On Sunday, Erdoğan said in an address to thousands of cheering Syrians who have fled Assad's brutal crackdown on an anti-regime uprising that President Bashar al-Assad's grip on Syria is getting weaker by the day and “victory is close.”
Erdoğan's cross-border taunt during a rare visit to a refugee camp in the southern city of Kilis, delivered while standing atop a bus and protected by snipers on rooftops, came a day before Syria's parliamentary elections.
The regime has portrayed the vote for a 250-member parliament as a sign of its willingness to carry out democratic reforms. Syria's opposition dismissed the election Sunday as a cynical attempt to salvage Assad's tattered legitimacy and asked voters to stay away.
Assad's opponents say elections cannot be held under the threat of gunfire. Activists said at least five people were killed by army gunfire on Sunday. In late March, the UN said 9,000 people have been killed during the conflict, now in its fourteenth month.
"We think the elections have no credibility at all in the middle of a situation where the regime is killing the population," said Bassma Kodmani, a spokeswoman for the Syrian National Council, the main opposition group. "It is an insult to the democratic process."
An April 12 truce that was part of a peace plan for Syria written by UN-Arab League special envoy Kofi Annan has failed to take hold. Even so, the international community has not declared Annan's plan a failure, perhaps in part because it can't agree on an alternative.
UN officials hope a wider deployment of up to 300 international truce monitors will gradually calm the situation. About 40 observers are currently in Syria.
UN observers visited the towns of Zabadani and Dael on Sunday, and regime forces fired randomly into Dael after they left, wounding three people, said Adel, a local activist.
The Britain-based Syrian Observatory for Human Rights, an activist group, said four people were killed by regime gunfire in the city of Homs and a fifth in an arrest raid in the capital of Damascus.
Western powers and their allies in the region, including Turkey, want Assad to step down, but are for now unwilling to use force against him. Assad allies Russia and China are expected to shield the regime from harsher diplomatic sanctions.

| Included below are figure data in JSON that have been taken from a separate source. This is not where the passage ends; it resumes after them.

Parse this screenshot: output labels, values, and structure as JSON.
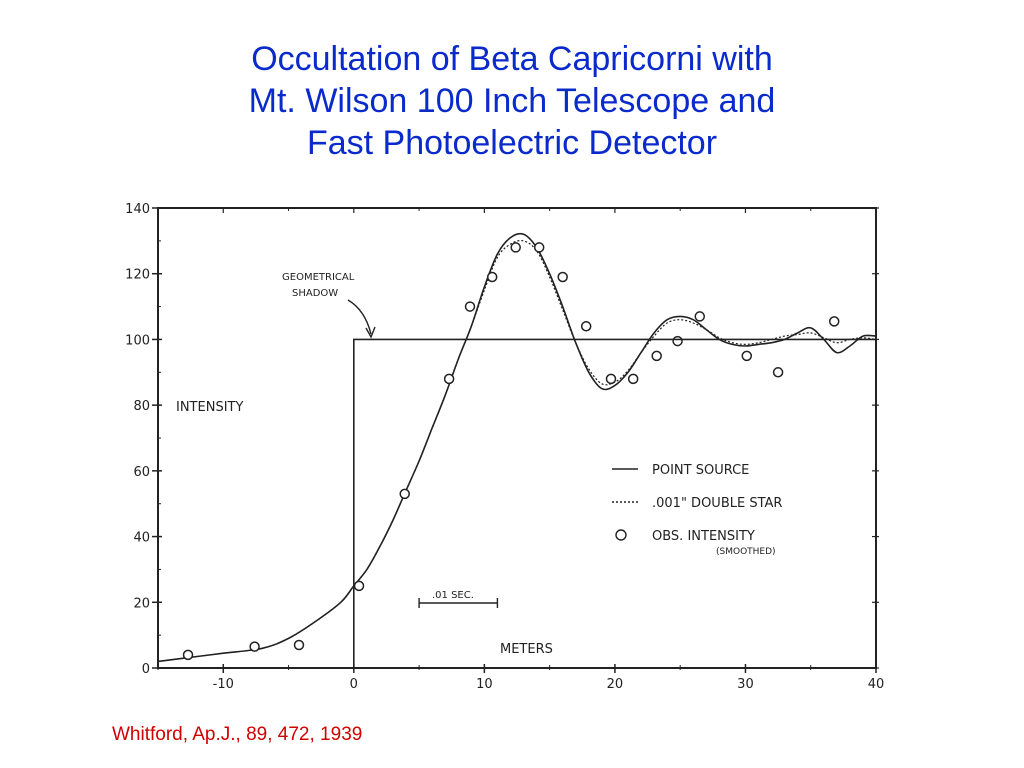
{
  "title_lines": [
    "Occultation of Beta Capricorni with",
    "Mt. Wilson 100 Inch Telescope and",
    "Fast Photoelectric Detector"
  ],
  "citation": "Whitford, Ap.J., 89, 472, 1939",
  "colors": {
    "title": "#0a2acc",
    "citation": "#d00000",
    "ink": "#222222"
  },
  "chart_data": {
    "type": "line",
    "xlabel": "METERS",
    "ylabel": "INTENSITY",
    "xlim": [
      -15,
      40
    ],
    "ylim": [
      0,
      140
    ],
    "x_ticks": [
      -10,
      0,
      10,
      20,
      30,
      40
    ],
    "x_tick_labels": [
      "-10",
      "0",
      "10",
      "20",
      "30",
      "40"
    ],
    "y_ticks": [
      0,
      20,
      40,
      60,
      80,
      100,
      120,
      140
    ],
    "y_tick_labels": [
      "0",
      "20",
      "40",
      "60",
      "80",
      "100",
      "120",
      "140"
    ],
    "grid": false,
    "legend_position": "center-right",
    "annotations": {
      "shadow_label": [
        "GEOMETRICAL",
        "SHADOW"
      ],
      "time_scale_label": ".01 SEC.",
      "time_scale_x": [
        5,
        11
      ]
    },
    "series": [
      {
        "name": "POINT SOURCE",
        "style": "solid",
        "x": [
          -15,
          -12,
          -10,
          -7,
          -5,
          -3,
          -1,
          0,
          1,
          2,
          3,
          4,
          5,
          6,
          7,
          8,
          9,
          10,
          11,
          12,
          13,
          14,
          15,
          16,
          17,
          18,
          19,
          20,
          21,
          22,
          23,
          24,
          25,
          26,
          27,
          28,
          29,
          30,
          31,
          32,
          33,
          34,
          35,
          36,
          37,
          38,
          39,
          40
        ],
        "y": [
          2,
          3.5,
          4.5,
          6,
          9,
          14,
          20,
          25,
          30,
          37,
          45,
          54,
          63,
          73,
          83,
          94,
          104,
          116,
          126,
          131,
          132,
          128,
          120,
          110,
          99,
          90,
          85,
          86,
          90,
          96,
          102,
          106,
          107,
          106,
          103,
          100,
          98.5,
          98,
          98.5,
          99,
          100,
          102,
          103.5,
          100,
          96,
          98,
          101,
          101
        ]
      },
      {
        "name": ".001\" DOUBLE STAR",
        "style": "dotted",
        "x": [
          -15,
          -12,
          -10,
          -7,
          -5,
          -3,
          -1,
          0,
          1,
          2,
          3,
          4,
          5,
          6,
          7,
          8,
          9,
          10,
          11,
          12,
          13,
          14,
          15,
          16,
          17,
          18,
          19,
          20,
          21,
          22,
          23,
          24,
          25,
          26,
          27,
          28,
          29,
          30,
          31,
          32,
          33,
          34,
          35,
          36,
          37,
          38,
          39,
          40
        ],
        "y": [
          2,
          3.5,
          4.5,
          6,
          9,
          14,
          20,
          25,
          30,
          37,
          45,
          54,
          63,
          73,
          83,
          94,
          104,
          115,
          125,
          129,
          130,
          127,
          119,
          109,
          99,
          91,
          86.5,
          87,
          90.5,
          96,
          101,
          105,
          106,
          105,
          103,
          100.5,
          99,
          98.5,
          99,
          100,
          101,
          101.5,
          102,
          100.5,
          99,
          100,
          100.5,
          100
        ]
      },
      {
        "name": "OBS. INTENSITY",
        "sublabel": "(SMOOTHED)",
        "style": "markers",
        "x": [
          -12.7,
          -7.6,
          -4.2,
          0.4,
          3.9,
          7.3,
          8.9,
          10.6,
          12.4,
          14.2,
          16.0,
          17.8,
          19.7,
          21.4,
          23.2,
          24.8,
          26.5,
          30.1,
          32.5,
          36.8
        ],
        "y": [
          4,
          6.5,
          7,
          25,
          53,
          88,
          110,
          119,
          128,
          128,
          119,
          104,
          88,
          88,
          95,
          99.5,
          107,
          95,
          90,
          105.5
        ]
      },
      {
        "name": "GEOMETRICAL SHADOW",
        "style": "step",
        "x": [
          -15,
          0,
          0,
          40
        ],
        "y": [
          0,
          0,
          100,
          100
        ]
      }
    ]
  }
}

Despite the deadlock, Erdoğan delivered a hopeful speech Sunday to thousands of Syrian refugees being sheltered by Turkey.

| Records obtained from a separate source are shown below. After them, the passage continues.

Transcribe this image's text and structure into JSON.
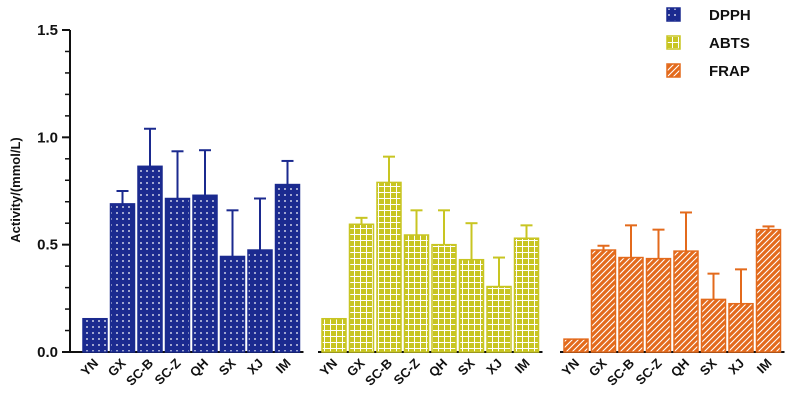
{
  "chart_data": {
    "type": "bar",
    "title": "",
    "xlabel": "",
    "ylabel": "Activity/(mmol/L)",
    "ylim": [
      0,
      1.5
    ],
    "yticks": [
      "0.0",
      "0.5",
      "1.0",
      "1.5"
    ],
    "grid": false,
    "legend_position": "top-right",
    "categories": [
      "YN",
      "GX",
      "SC-B",
      "SC-Z",
      "QH",
      "SX",
      "XJ",
      "IM"
    ],
    "series": [
      {
        "name": "DPPH",
        "color": "#1b2a8f",
        "pattern": "dots",
        "values": [
          0.155,
          0.69,
          0.865,
          0.715,
          0.73,
          0.445,
          0.475,
          0.78
        ],
        "errors": [
          0.0,
          0.06,
          0.175,
          0.22,
          0.21,
          0.215,
          0.24,
          0.11
        ]
      },
      {
        "name": "ABTS",
        "color": "#c8c522",
        "pattern": "grid",
        "values": [
          0.155,
          0.595,
          0.79,
          0.545,
          0.5,
          0.43,
          0.305,
          0.53
        ],
        "errors": [
          0.0,
          0.03,
          0.12,
          0.115,
          0.16,
          0.17,
          0.135,
          0.06
        ]
      },
      {
        "name": "FRAP",
        "color": "#e36a1c",
        "pattern": "diagonal",
        "values": [
          0.06,
          0.475,
          0.44,
          0.435,
          0.47,
          0.245,
          0.225,
          0.57
        ],
        "errors": [
          0.0,
          0.02,
          0.15,
          0.135,
          0.18,
          0.12,
          0.16,
          0.015
        ]
      }
    ]
  }
}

"Bashar is losing blood day by day," Erdoğan told a crowd at a camp near the town of Kilis, just across from Syria. "Sooner or later, those who have oppressed our Syrian brothers will be called to account before their nation. Your victory is close."
Turkey hosts around 23,000 Syrian refugees, who live in several tent camps along the border.

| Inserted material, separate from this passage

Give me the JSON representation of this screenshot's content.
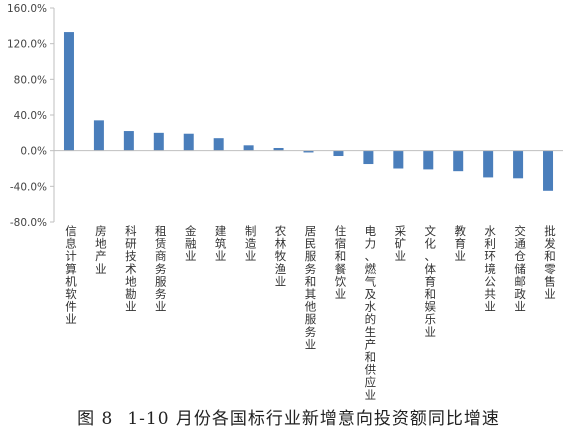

Erdoğan also announced the intention of the Turkish government to increase the total number of container homes which are used at the camps in anticipation of more refugees, the flow of which the prime minister said had “gained momentum after the attacks made by the Syrian military on cities near the border with our country.”
The speech also acknowledged the growing role of international aid agencies in providing for refugees, a job which the Turkish government has insisted on managing unilaterally in months past. “We're undertaking close cooperation with the United Nations High Commissioner for Refugees,” Erdoğan stated.
The camp Erdoğan visited houses more than 9,500 refugees. Two were killed there by cross-border fire from Syria last month. It is the most organized of the camps and looks like a small town with wide streets, soup kitchens, a health clinic and even a makeshift barber shop.